Un argument que les républicains ne manqueront pas de servir, c’est le retrait très tardif de Joe Biden, en faveur, donc, de Kamala Harris. Parce que Biden n’avait pas confiance en les chances de sa vice-présidente?
Anne Deysine: Si Joe Biden a tenu à se représenter, alors qu'il avait annoncé qu'il serait un pont entre les générations, c'est que le pouvoir est toujours grisant. Mais sans doute aussi était-il déçu par sa vice-présidente.
Il est vrai que la fonction de vice-président est pernicieuse, car il est difficile d'émerger, et l’on peut penser que Joe Biden a confié à Kamala Harris des tâches impossibles à mener à bien, en particulier la gestion de l’immigration à la frontière, l'un des thèmes favoris de Donald Trump.
Kamala Harris, pas la candidate idéale, alors?
Cela étant, elle a beaucoup appris en quatre ans, et elle a compris comment résister au mieux aux attaques incessantes des républicains, attaques qui sont à la fois sexistes, racistes et qui mentent sur ses échecs.
Bien que n'apparaissant pas comme la candidate idéale, Kamala Harris a été désignée par le président sortant pour lui succéder. Quel est, tactiquement, l’intérêt de cet adoubement?

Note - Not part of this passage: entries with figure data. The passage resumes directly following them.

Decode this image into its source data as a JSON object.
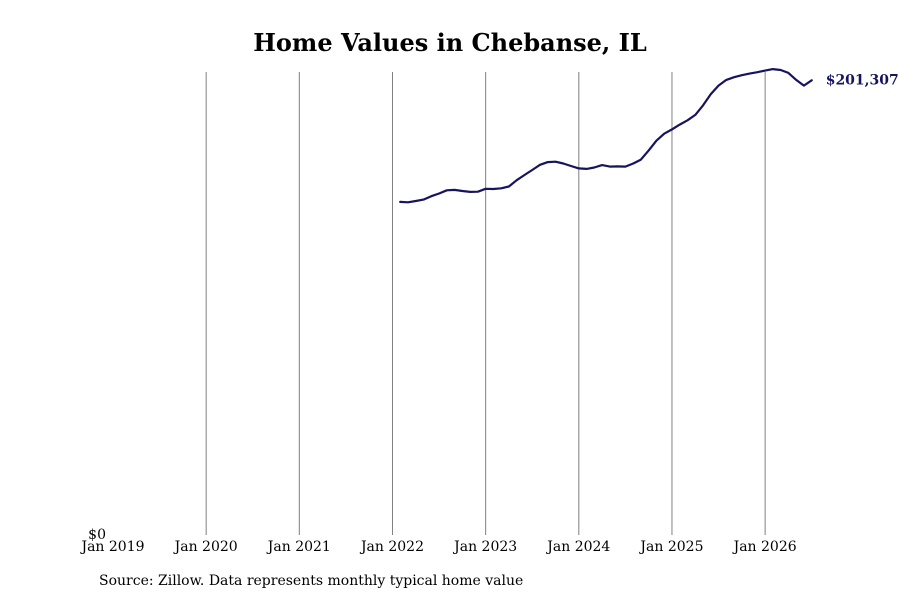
{
  "title": "Home Values in Chebanse, IL",
  "source": "Source: Zillow. Data represents monthly typical home value",
  "colors": {
    "line": "#17145f",
    "grid": "#808080",
    "text": "#000000"
  },
  "chart_data": {
    "type": "line",
    "title": "Home Values in Chebanse, IL",
    "x_tick_labels": [
      "Jan 2019",
      "Jan 2020",
      "Jan 2021",
      "Jan 2022",
      "Jan 2023",
      "Jan 2024",
      "Jan 2025",
      "Jan 2026"
    ],
    "x_ticks": [
      "2019-01",
      "2020-01",
      "2021-01",
      "2022-01",
      "2023-01",
      "2024-01",
      "2025-01",
      "2026-01"
    ],
    "y_tick_labels": [
      "$0"
    ],
    "xlim": [
      "2019-01",
      "2026-10"
    ],
    "ylim": [
      0,
      205000
    ],
    "grid": "vertical",
    "end_label": "$201,307",
    "series": [
      {
        "x": [
          "2022-02",
          "2022-03",
          "2022-04",
          "2022-05",
          "2022-06",
          "2022-07",
          "2022-08",
          "2022-09",
          "2022-10",
          "2022-11",
          "2022-12",
          "2023-01",
          "2023-02",
          "2023-03",
          "2023-04",
          "2023-05",
          "2023-06",
          "2023-07",
          "2023-08",
          "2023-09",
          "2023-10",
          "2023-11",
          "2023-12",
          "2024-01",
          "2024-02",
          "2024-03",
          "2024-04",
          "2024-05",
          "2024-06",
          "2024-07",
          "2024-08",
          "2024-09",
          "2024-10",
          "2024-11",
          "2024-12",
          "2025-01",
          "2025-02",
          "2025-03",
          "2025-04",
          "2025-05",
          "2025-06",
          "2025-07",
          "2025-08",
          "2025-09",
          "2025-10",
          "2025-11",
          "2025-12",
          "2026-01",
          "2026-02",
          "2026-03",
          "2026-04",
          "2026-05",
          "2026-06",
          "2026-07"
        ],
        "values": [
          147500,
          147300,
          147900,
          148500,
          150000,
          151200,
          152600,
          152800,
          152300,
          151900,
          152000,
          153300,
          153200,
          153500,
          154300,
          157100,
          159400,
          161600,
          163900,
          165100,
          165300,
          164500,
          163400,
          162300,
          162100,
          162700,
          163800,
          163100,
          163200,
          163100,
          164500,
          166200,
          170300,
          174600,
          177700,
          179600,
          181700,
          183600,
          186000,
          190200,
          195200,
          199000,
          201500,
          202700,
          203600,
          204300,
          204900,
          205600,
          206300,
          205900,
          204600,
          201500,
          199000,
          201307
        ]
      }
    ]
  }
}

Le double choix de Joe Biden, de renoncer et d'annoncer son soutien à sa vice-présidente, est ce qu’il avait de mieux à faire pour le parti démocrate et pour le pays. Car cela évite les risques considérables d'une convention ouverte, en août à Chicago, qui se transformerait en chaos et en pugilat. Les deux dernières fois où le président en place a renoncé à se présenter, Harry Truman en 1952 et Lindon B. Johnson en 1968, la convention a été le théâtre d'affrontements violents et les démocrates ont perdu l'élection présidentielle.
Personne chez les démocrates pour se présenter face a elle?
Cela n'en prend pas le chemin. Immédiatement après la nouvelle du retrait de Biden au profit de sa vice-présidente, plusieurs délégations d'Etat ont annoncé qu'elles donneraient leur vote à Kamala Harris, et plusieurs gouverneurs, qui auraient pu être de potentiels concurrents, ont annoncé qu'ils se rangeaient derrière la vice-présidente. Le gouverneur de la Californie, Gavin Newsom, l'un de ceux à avoir une stature nationale, a aussitôt annoncé qu'il ne se présentait pas contre elle. Donc l'appel à l'unité qui avait été lancé par l'ancien speaker de la chambre, Nancy Pelosi, a été entendu.
Aucun concurrent démocrate en vue pour Kamala Harris?
Qu’est-ce qui plaide en faveur de Kamala Harris face à Donald Trump?
Elle a pour elle d'être une femme, de 20 ans plus jeune que Donald Trump, une femme qui n'est pas tout à fait noire, mais d'ascendance à la fois indienne et jamaïcaine, qui saura mobiliser parmi les jeunes et les minorités. Elle est une bien meilleure oratrice que Joe Biden, même si parfois ses phrases sont filandreuses. Elle sait attaquer, ce qui sera un atout considérable lors du débat contre Donald Trump. Elle s'exprime en général bien, elle a de la répartie et son passé en tant que procureure lui donne les armes pour se défendre et porter les coups.
Et puis, elle devrait pouvoir récupérer l’argent des dons déjà versés pour la campagne démocrate, certes, lorsqu’elle était encore la colistière de Joe Biden.
Oui, c’est un autre avantage. Comme elle figure sur le ticket avec Joe Biden, elle devrait pouvoir récupérer les 200 millions de dollars collectés par la campagne pour l'élection présidentielle. D'ailleurs, Joe Biden a déjà informé la commission électorale fédérale. Cela étant, Joe Biden s’étant à présent retiré de la course, les républicains ont annoncé qu'ils allaient contester ces transferts financiers en justice, ce n'est donc pas gagné pour les démocrates.
Pour en revenir aux avantages et désavantages d’une candidature Kamala Harris, à qui va-t-elle plaire, à qui va-t-elle moins plaire?
On note chez les jeunes et les femmes afro-américaines, chez les Afro-Américains qui sans doute ne seraient pas allés voter, un réel enthousiasme. C'est ce qui faisait défaut à la campagne de Joe Biden.
D'où le dilemme: qui mettre sur le ticket à ses côtés?
Oui, si elle choisit un candidat à la vice-présidence trop modéré, elle va perdre l'aile gauche. Mais si elle penche trop vers les minorités, elle perdra les ouvriers et les cols bleus. C'est un peu la quadrature du cercle, et pour ceux qui trouvent que Joe Biden s'est accroché trop longtemps, c’est peut-être une excuse partielle.